Source: http://www.newenglandequine.com

Taking care of a horse in a sling is no easy task.  They require frequent monitoring to make sure they do not get injured or caught up in the straps.  They must be checked vigilantly for pressure sores where the sling touches the body.  Intake of food and water have to be checked as well as fecal and urine output.  The sling should be taken off regularly which means that it also has to be put back on – not an easy task even if two people are working at it.  Most horses will receive IV fluids and antibiotics, and some will even have to be fed through an IV port.

Owners that decide they want to proceed with treating the down horse need to be prepared to have the horse transported to a facility that can properly care for such a patient.  Companies that specialize in equine rescue will have the equipment needed to transport the horse, however such transport may be costly.  Once the horse arrives at the hospital the veterinary team will determine the treatment plan and most likely come up with an estimate for the owner.  These cases can run upwards of $10,000, which is money many people do not have sitting around to spend.

Reason #4: The situation is traumatic for owners

As with any emergency or life/death situation, horse owners may panic when they find their horse down.  It is important to call your veterinarian when you find that your horse will not rise when prompted, but there are some things you may try before your vet arrives.  One task is to make sure the horse is not just  “cast” in the stall, meaning he is stuck against a wall and can not get his feet underneath himself.  A couple of articles have been written on how to “uncast” the horse – check out this article from horseandhound.co.uk or this one from California Thoroughbred.  If the horse is out in an open area and down then you can try rolling it to its other side.  Sometimes the horse has to be on its “good” side in order to rise, especially if the horse has arthritis.  You can download this Word Document at www.saveyourhorse.com/rollhorse.doc to see pictures and explanations of how to “roll” your horse over.  Once the horse is on its other side try prompting him again to get up – it may just work!

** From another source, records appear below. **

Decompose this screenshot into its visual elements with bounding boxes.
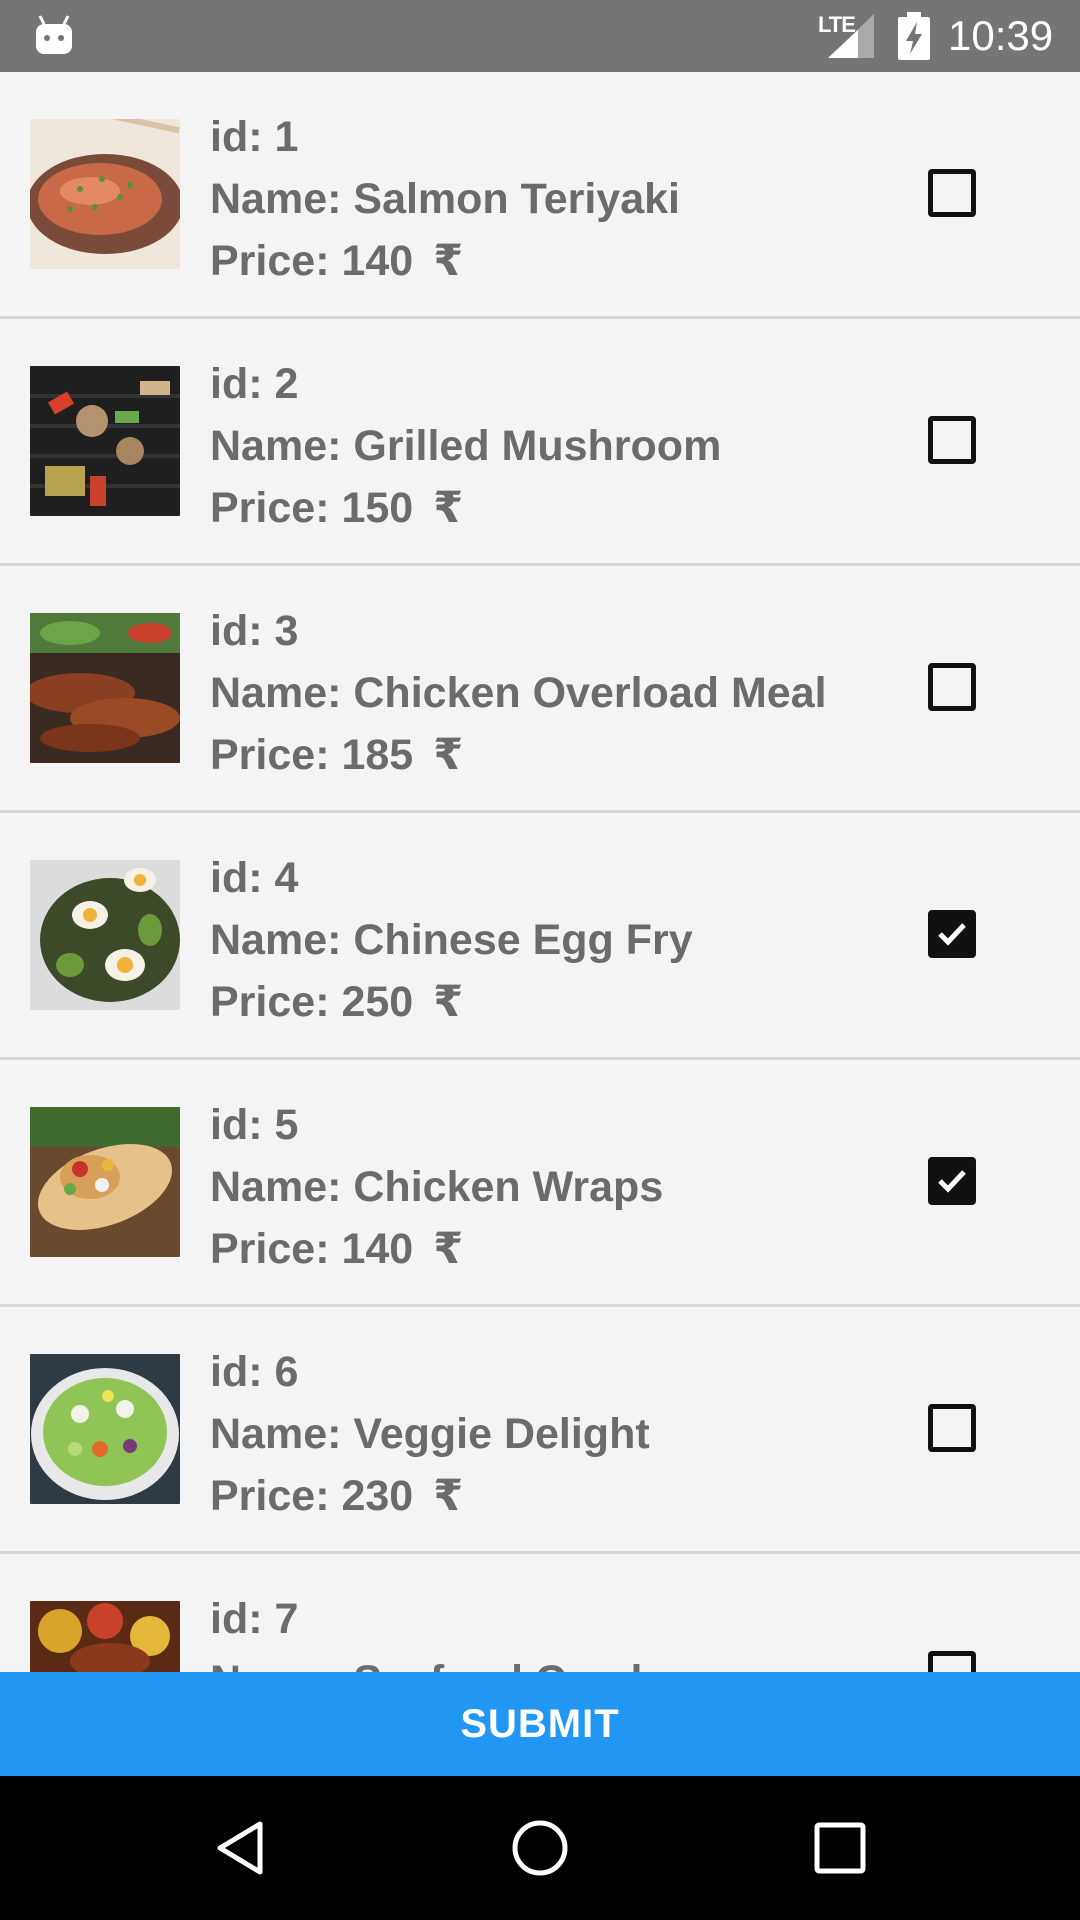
list-item[interactable]: id: 2 Name: Grilled Mushroom Price: 150 ₹: [0, 319, 1080, 566]
item-name: Name: Chicken Wraps: [210, 1163, 664, 1211]
item-price: Price: 140: [210, 237, 414, 285]
rupee-symbol: ₹: [433, 1472, 464, 1520]
item-price: Price: 230: [210, 1472, 414, 1520]
seafood-image: [30, 1601, 180, 1672]
item-checkbox[interactable]: [928, 169, 976, 217]
item-id: id: 4: [210, 854, 299, 902]
item-checkbox[interactable]: [928, 416, 976, 464]
submit-button[interactable]: SUBMIT: [0, 1672, 1080, 1776]
item-checkbox[interactable]: [928, 663, 976, 711]
list-item[interactable]: id: 7 Name: Seafood Combo: [0, 1554, 1080, 1672]
item-id: id: 6: [210, 1348, 299, 1396]
item-price-row: Price: 230 ₹: [210, 1465, 650, 1527]
recents-icon[interactable]: [810, 1818, 870, 1878]
rupee-symbol: ₹: [433, 237, 464, 285]
item-price: Price: 140: [210, 1225, 414, 1273]
item-name: Name: Salmon Teriyaki: [210, 175, 680, 223]
item-name: Name: Veggie Delight: [210, 1410, 650, 1458]
salad-image: [30, 1354, 180, 1504]
rupee-symbol: ₹: [433, 731, 464, 779]
item-id: id: 1: [210, 113, 299, 161]
item-price: Price: 250: [210, 978, 414, 1026]
android-icon: [36, 15, 72, 54]
status-bar: LTE 10:39: [0, 0, 1080, 72]
clock: 10:39: [948, 12, 1054, 59]
salmon-image: [30, 119, 180, 269]
item-name: Name: Seafood Combo: [210, 1650, 683, 1672]
home-icon[interactable]: [510, 1818, 570, 1878]
wrap-image: [30, 1107, 180, 1257]
battery-charging-icon: [898, 12, 930, 60]
item-price-row: Price: 140 ₹: [210, 230, 680, 292]
item-name: Name: Chicken Overload Meal: [210, 669, 827, 717]
item-price-row: Price: 150 ₹: [210, 477, 721, 539]
item-price-row: Price: 250 ₹: [210, 971, 693, 1033]
item-checkbox[interactable]: [928, 1157, 976, 1205]
checkmark-icon: [938, 923, 966, 946]
item-checkbox[interactable]: [928, 1651, 976, 1672]
item-price: Price: 185: [210, 731, 414, 779]
item-id: id: 3: [210, 607, 299, 655]
list-item[interactable]: id: 1 Name: Salmon Teriyaki Price: 140 ₹: [0, 72, 1080, 319]
list-item[interactable]: id: 3 Name: Chicken Overload Meal Price:…: [0, 566, 1080, 813]
item-name: Name: Grilled Mushroom: [210, 422, 722, 470]
item-checkbox[interactable]: [928, 1404, 976, 1452]
mushroom-image: [30, 366, 180, 516]
item-id: id: 5: [210, 1101, 299, 1149]
back-icon[interactable]: [210, 1818, 270, 1878]
item-id: id: 7: [210, 1595, 299, 1643]
rupee-symbol: ₹: [433, 484, 464, 532]
lte-signal-icon: [828, 14, 874, 58]
list-item[interactable]: id: 6 Name: Veggie Delight Price: 230 ₹: [0, 1307, 1080, 1554]
chicken-image: [30, 613, 180, 763]
item-price-row: Price: 140 ₹: [210, 1218, 663, 1280]
item-price-row: Price: 185 ₹: [210, 724, 827, 786]
list-item[interactable]: id: 4 Name: Chinese Egg Fry Price: 250 ₹: [0, 813, 1080, 1060]
item-price: Price: 150: [210, 484, 414, 532]
item-checkbox[interactable]: [928, 910, 976, 958]
checkmark-icon: [938, 1170, 966, 1193]
navigation-bar: [0, 1776, 1080, 1920]
menu-list[interactable]: id: 1 Name: Salmon Teriyaki Price: 140 ₹ …: [0, 72, 1080, 1672]
rupee-symbol: ₹: [433, 978, 464, 1026]
egg-image: [30, 860, 180, 1010]
list-item[interactable]: id: 5 Name: Chicken Wraps Price: 140 ₹: [0, 1060, 1080, 1307]
rupee-symbol: ₹: [433, 1225, 464, 1273]
item-name: Name: Chinese Egg Fry: [210, 916, 693, 964]
item-id: id: 2: [210, 360, 299, 408]
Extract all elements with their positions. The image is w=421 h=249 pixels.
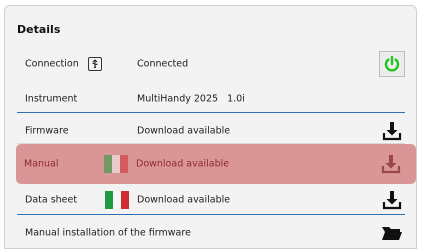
separator (17, 112, 405, 113)
instrument-label: Instrument (25, 93, 78, 105)
manual-row[interactable]: Manual Download available (16, 144, 416, 184)
connection-status: Connected (137, 58, 189, 70)
manual-install-label: Manual installation of the firmware (25, 227, 191, 239)
download-icon (382, 191, 402, 210)
download-icon (381, 155, 401, 174)
instrument-model: MultiHandy 2025 (137, 93, 219, 105)
details-panel: Details Connection Connected Instrument … (4, 5, 417, 249)
firmware-download-button[interactable] (378, 118, 406, 144)
usb-icon (88, 57, 102, 71)
datasheet-status: Download available (137, 194, 231, 206)
power-icon (379, 51, 405, 77)
folder-open-icon (382, 227, 402, 240)
panel-title: Details (17, 23, 61, 36)
power-button[interactable] (378, 51, 406, 77)
separator (17, 214, 405, 215)
italy-flag-icon (105, 191, 129, 209)
manual-download-button[interactable] (377, 151, 405, 177)
connection-label: Connection (25, 58, 79, 70)
instrument-version: 1.0i (227, 93, 245, 105)
firmware-status: Download available (137, 125, 231, 137)
download-icon (382, 122, 402, 141)
datasheet-download-button[interactable] (378, 187, 406, 213)
manual-status: Download available (136, 158, 230, 170)
italy-flag-icon (104, 155, 128, 173)
firmware-row: Firmware Download available (17, 116, 415, 146)
datasheet-row: Data sheet Download available (17, 185, 415, 215)
manual-label: Manual (24, 158, 59, 170)
firmware-label: Firmware (25, 125, 69, 137)
open-folder-button[interactable] (378, 220, 406, 246)
instrument-row: Instrument MultiHandy 2025 1.0i (17, 84, 415, 114)
manual-install-row: Manual installation of the firmware (17, 218, 415, 248)
connection-row: Connection Connected (17, 48, 415, 80)
datasheet-label: Data sheet (25, 194, 78, 206)
instrument-value: MultiHandy 2025 1.0i (137, 94, 245, 105)
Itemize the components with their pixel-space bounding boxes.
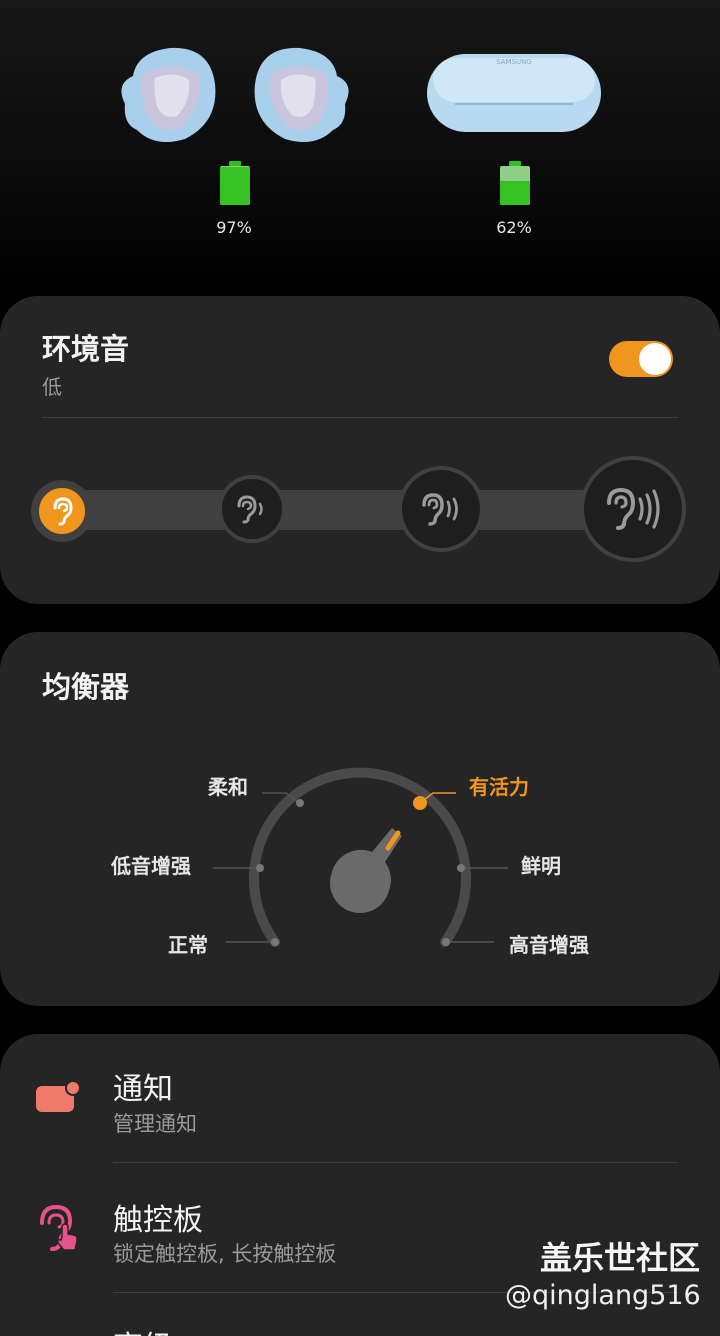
equalizer-dial[interactable] xyxy=(0,740,720,980)
watermark-user: @qinglang516 xyxy=(505,1280,701,1311)
ear-icon xyxy=(53,497,73,526)
touchpad-title: 触控板 xyxy=(113,1203,203,1238)
eq-preset-treble-boost[interactable]: 高音增强 xyxy=(509,929,589,958)
ambient-level-track[interactable] xyxy=(60,490,650,530)
preset-dot-normal[interactable] xyxy=(271,938,279,946)
ambient-sound-title: 环境音 xyxy=(42,332,130,366)
eq-preset-dynamic[interactable]: 有活力 xyxy=(469,771,529,800)
ambient-level-3-button[interactable] xyxy=(398,466,484,552)
ambient-level-1-button[interactable] xyxy=(35,484,89,538)
advanced-title: 高级 xyxy=(113,1322,173,1336)
ear-sound-icon xyxy=(422,493,458,526)
list-divider xyxy=(113,1162,678,1163)
buds-battery-label: 97% xyxy=(216,218,252,237)
case-battery-label: 62% xyxy=(496,218,532,237)
touchpad-icon xyxy=(40,1204,78,1251)
buds-battery-icon xyxy=(220,161,250,205)
ambient-level-2-button[interactable] xyxy=(218,475,286,543)
preset-dot-clear[interactable] xyxy=(457,864,465,872)
eq-preset-bass-boost[interactable]: 低音增强 xyxy=(111,850,191,879)
toggle-knob xyxy=(639,343,671,375)
eq-preset-normal[interactable]: 正常 xyxy=(168,929,208,958)
ear-sound-icon xyxy=(237,495,263,524)
notification-subtitle: 管理通知 xyxy=(113,1112,197,1136)
left-earbud-image xyxy=(121,47,216,142)
ambient-sound-level-label: 低 xyxy=(42,375,62,399)
equalizer-knob[interactable] xyxy=(330,828,402,913)
notification-item[interactable] xyxy=(0,1050,720,1162)
eq-preset-soft[interactable]: 柔和 xyxy=(208,771,248,800)
notification-icon xyxy=(36,1080,81,1112)
equalizer-title: 均衡器 xyxy=(42,670,130,704)
touchpad-subtitle: 锁定触控板, 长按触控板 xyxy=(113,1242,337,1266)
preset-dot-bass[interactable] xyxy=(256,864,264,872)
ear-sound-icon xyxy=(607,487,660,530)
notification-title: 通知 xyxy=(113,1072,173,1107)
device-status: SAMSUNG 97% 62% xyxy=(0,0,720,260)
preset-dot-soft[interactable] xyxy=(296,799,304,807)
ambient-sound-toggle[interactable] xyxy=(609,341,673,377)
eq-preset-clear[interactable]: 鲜明 xyxy=(521,850,561,879)
case-brand-text: SAMSUNG xyxy=(496,58,532,66)
case-battery-icon xyxy=(500,161,530,205)
watermark-site: 盖乐世社区 xyxy=(540,1239,701,1277)
right-earbud-image xyxy=(254,47,349,142)
charging-case-image: SAMSUNG xyxy=(427,54,601,132)
ambient-level-4-button[interactable] xyxy=(580,456,686,562)
ambient-divider xyxy=(42,417,678,418)
preset-dot-dynamic[interactable] xyxy=(413,796,427,810)
preset-dot-treble[interactable] xyxy=(442,938,450,946)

This horse is "cast" in the stall and needs to be rolled over in order to stand.   From:  horses-and-horse-information.com
This horse is “cast” in the stall and needs to be rolled over in order to stand.
From: horses-and-horse-information.com

However, if the horse does not get up, owners often continue to panic, which is understandable.  One minute the horse is fine, then the next it can’t get up – what could be going on?!?  The vet comes out and says “We are not exactly sure, but XYZ is probably the likely culprit.  We can run these tests but they cost $$$ and take a week to come back.  We can try XYZ treatment, but if that doesn’t work then you may have to make a decision.”  The owner thinks “Wait a minute….you are saying that you don’t know why my healthy normal horse won’t get up and want me to spend a bunch of money running tests (which also may tell us nothing), and you can try a couple of treatments on the farm but if they don’t work then I will have to put him to sleep??  He was fine yesterday!“.  The vet explains the costs of intensive care for horses in slings and the owner finds that there is no way they can afford that.  This leaves the owner in a very difficult position where they don’t feel comfortable putting their horse to sleep without giving him a chance, but they don’t want him to suffer.  They feel guilty for giving up on the horse and just don’t understand what could have happened to cause this situation.

On the other hand, there are owners who don’t know that prolonged laying down is not good for horses and they may leave the horse like that for hours or days.  Then the vet comes out and says they should have called earlier and now things have progressed too far so the horse has to be euthanized.  This owner also feels guilty and horrible because they honestly did not know that horses couldn’t survive laying down for days.

Do you see why I dread these cases so much?